The patient’s appearance is characteristic : he lies motionless, often on his side, with the lower limbs brought to the stomach and avoids changing the position of the body. The face is pale, with a frightened expression, sometimes cold feet protrude. The body temperature is lowered, bradycardia and arterial hypotension are noted. The tongue may remain moist and uncoated until peritonitis develops. The abdomen does not participate in breathing, but the tension of the anterior abdominal wall is clearly expressed. Shchetkin’s symptom becomes positive.
Characterized by the disappearance of hepatic dullness with percussion (Spijarny symptom), dullness of the percussion sound in the right iliac region (de Quervain’s symptom) and a positive phrenicus symptom (Georgievskaya’s symptom – Mussi). With digital rectal or vaginal examination, there is a sharp soreness of the pelvic peritoneum, with X-ray – free gas in the subphrenic region between the right dome of the diaphragm and the upper surface of the liver, and more rarely between the left dome of the diaphragm and the shadow of the stomach (in 75-80% of patients with a perforated ulcer).
The patient ‘s condition worsens 6-12 hours after the perforation.

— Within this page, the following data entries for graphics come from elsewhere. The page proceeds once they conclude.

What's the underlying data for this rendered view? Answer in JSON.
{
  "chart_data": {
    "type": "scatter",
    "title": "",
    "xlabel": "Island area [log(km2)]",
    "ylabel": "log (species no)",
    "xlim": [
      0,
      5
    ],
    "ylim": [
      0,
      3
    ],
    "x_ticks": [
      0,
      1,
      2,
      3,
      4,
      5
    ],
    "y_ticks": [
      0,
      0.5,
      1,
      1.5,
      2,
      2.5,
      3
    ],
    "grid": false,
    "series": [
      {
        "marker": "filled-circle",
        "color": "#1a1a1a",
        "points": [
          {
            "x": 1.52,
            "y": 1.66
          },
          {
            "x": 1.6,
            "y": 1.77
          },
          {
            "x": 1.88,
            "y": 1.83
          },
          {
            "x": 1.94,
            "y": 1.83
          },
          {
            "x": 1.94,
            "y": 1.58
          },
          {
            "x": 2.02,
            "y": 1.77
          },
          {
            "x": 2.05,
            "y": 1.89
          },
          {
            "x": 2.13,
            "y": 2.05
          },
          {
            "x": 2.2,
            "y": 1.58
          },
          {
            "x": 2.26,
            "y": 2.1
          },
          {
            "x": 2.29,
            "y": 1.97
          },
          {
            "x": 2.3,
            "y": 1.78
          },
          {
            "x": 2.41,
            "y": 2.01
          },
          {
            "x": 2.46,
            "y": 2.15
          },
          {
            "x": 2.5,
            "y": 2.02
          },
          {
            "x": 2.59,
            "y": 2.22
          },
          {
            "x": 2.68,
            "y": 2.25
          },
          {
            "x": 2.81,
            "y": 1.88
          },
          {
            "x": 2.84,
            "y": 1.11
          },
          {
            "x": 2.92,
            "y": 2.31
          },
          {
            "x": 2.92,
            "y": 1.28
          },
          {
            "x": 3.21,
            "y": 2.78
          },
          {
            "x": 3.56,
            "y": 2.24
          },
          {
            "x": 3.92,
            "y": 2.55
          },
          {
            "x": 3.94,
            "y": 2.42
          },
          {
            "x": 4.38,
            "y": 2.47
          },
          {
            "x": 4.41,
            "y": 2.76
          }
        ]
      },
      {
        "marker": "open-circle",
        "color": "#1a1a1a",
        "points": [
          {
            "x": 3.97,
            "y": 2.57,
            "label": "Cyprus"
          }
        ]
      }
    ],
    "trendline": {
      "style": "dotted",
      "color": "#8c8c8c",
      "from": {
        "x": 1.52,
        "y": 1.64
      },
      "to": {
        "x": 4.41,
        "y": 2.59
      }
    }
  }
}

The development of peritonitis is accompanied by repeated vomiting. There is an increase in body temperature, tachycardia, arterial hypotension. The tongue becomes dry and coated. Bloating is pronounced, in its sloping parts during percussion the dullness of sound is determined. Peritoneal symptoms are sharply positive. Increased leukocytosis in the peripheral blood.

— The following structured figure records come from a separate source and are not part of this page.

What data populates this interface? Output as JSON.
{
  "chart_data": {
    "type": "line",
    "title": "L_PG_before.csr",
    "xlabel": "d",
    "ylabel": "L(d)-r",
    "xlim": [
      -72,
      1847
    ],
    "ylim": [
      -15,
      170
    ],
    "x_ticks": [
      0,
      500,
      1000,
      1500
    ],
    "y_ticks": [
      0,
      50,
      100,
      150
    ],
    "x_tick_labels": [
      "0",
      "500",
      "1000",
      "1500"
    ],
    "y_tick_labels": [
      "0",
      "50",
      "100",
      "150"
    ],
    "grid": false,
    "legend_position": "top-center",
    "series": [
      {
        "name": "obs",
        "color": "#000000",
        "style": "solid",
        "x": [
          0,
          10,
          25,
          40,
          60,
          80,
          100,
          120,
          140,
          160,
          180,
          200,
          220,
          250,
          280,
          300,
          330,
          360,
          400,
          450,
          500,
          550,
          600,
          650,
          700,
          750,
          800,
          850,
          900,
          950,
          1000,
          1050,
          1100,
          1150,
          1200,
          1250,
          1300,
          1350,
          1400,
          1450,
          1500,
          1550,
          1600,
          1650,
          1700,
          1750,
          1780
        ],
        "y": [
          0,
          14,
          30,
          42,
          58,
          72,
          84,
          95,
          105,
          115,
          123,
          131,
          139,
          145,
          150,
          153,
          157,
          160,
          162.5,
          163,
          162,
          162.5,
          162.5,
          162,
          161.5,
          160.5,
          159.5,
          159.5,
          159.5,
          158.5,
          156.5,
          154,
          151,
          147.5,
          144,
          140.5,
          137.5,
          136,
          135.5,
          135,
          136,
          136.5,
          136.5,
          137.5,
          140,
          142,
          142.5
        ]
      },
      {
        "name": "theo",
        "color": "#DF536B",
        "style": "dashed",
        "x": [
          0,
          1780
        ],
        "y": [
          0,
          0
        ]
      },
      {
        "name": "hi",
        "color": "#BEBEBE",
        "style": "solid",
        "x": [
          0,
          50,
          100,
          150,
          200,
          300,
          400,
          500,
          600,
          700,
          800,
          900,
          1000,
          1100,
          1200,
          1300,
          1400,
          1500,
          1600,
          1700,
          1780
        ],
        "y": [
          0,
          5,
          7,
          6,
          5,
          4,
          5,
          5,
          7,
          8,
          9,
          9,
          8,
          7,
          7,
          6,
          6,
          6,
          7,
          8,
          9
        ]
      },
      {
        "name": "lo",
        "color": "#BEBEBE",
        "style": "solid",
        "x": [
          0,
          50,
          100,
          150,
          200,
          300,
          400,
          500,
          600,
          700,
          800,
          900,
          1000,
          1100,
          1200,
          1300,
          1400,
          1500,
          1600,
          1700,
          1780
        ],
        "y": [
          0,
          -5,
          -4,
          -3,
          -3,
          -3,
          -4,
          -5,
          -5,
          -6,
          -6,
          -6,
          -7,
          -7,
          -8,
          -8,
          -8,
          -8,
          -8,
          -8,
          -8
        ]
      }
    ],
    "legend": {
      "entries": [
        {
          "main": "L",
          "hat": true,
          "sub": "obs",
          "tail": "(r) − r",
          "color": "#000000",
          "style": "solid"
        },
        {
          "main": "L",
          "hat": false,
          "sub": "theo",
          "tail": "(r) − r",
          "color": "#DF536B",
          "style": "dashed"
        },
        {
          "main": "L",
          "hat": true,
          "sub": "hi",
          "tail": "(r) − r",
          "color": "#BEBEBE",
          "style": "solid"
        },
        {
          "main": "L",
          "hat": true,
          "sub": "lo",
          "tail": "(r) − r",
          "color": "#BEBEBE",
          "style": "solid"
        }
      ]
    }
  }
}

We observed 32 patients (30 men and 2 women, mainly between the ages of 25 and 40) who were referred to an infectious diseases hospital with a diagnosis of foodborne toxicity, in whom a perforated ulcer of the stomach or duodenum was revealed. In the first 6 hours from the onset of the disease, 23 patients were hospitalized, within 6-12 hours – 6 and after 12 hours – 3. In the history of patients – peptic ulcer (5) and chronic gastritis (9); 19 patients denied a history of diseases of the gastrointestinal tract.

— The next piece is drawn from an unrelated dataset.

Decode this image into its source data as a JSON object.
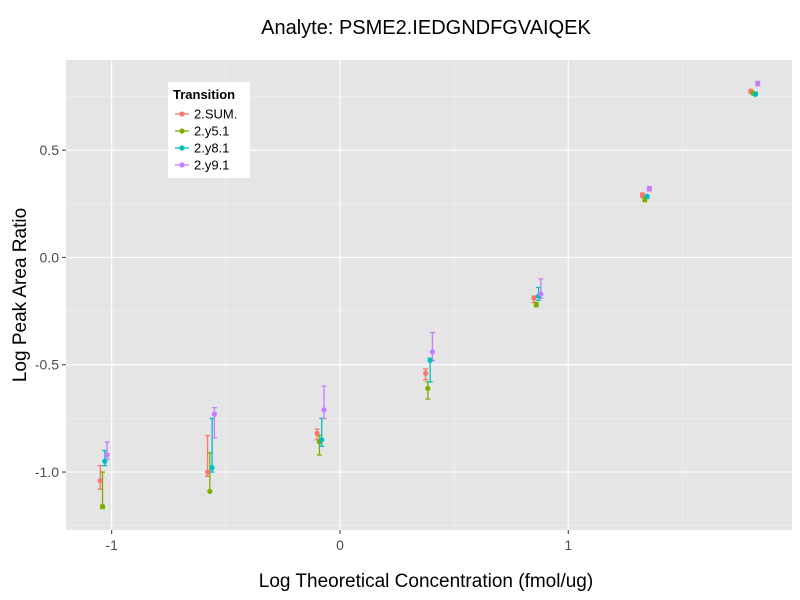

Acute onset of the process was noted in all observed patients, minor prodromal phenomena were observed in only one of them, nausea – in 23, vomiting – in 18, loose stools in 3 patients 2-3 times a day, chills in one. Normal body temperature was at admission in 20 patients, within 37-38 C – in 10, above 38 ° C – in 2 patients. Acute pain in the abdominal region, localized mainly in the epigastrium, was noted in all patients, tension of the anterior abdominal wall – in 31, Shchetkin’s symptom was positive in 30 patients. Spijarny’s symptom was detected in 9 patients, de Quervain’s symptom – in 6 and a positive phrenicus symptom – in 8 patients. X-ray examination revealed artificial pneumoperitoneum in 9 out of 11 patients with perforated gastric and duodenal ulcers.
Peripheral blood leukocytosis in 27 patients exceeded 10.0 * 10 9 / l (in 4 – more than 20.0 * 10 9 / l). On the operating table, perforation of gastric ulcers was detected in 12 and duodenal ulcers – in 20 patients.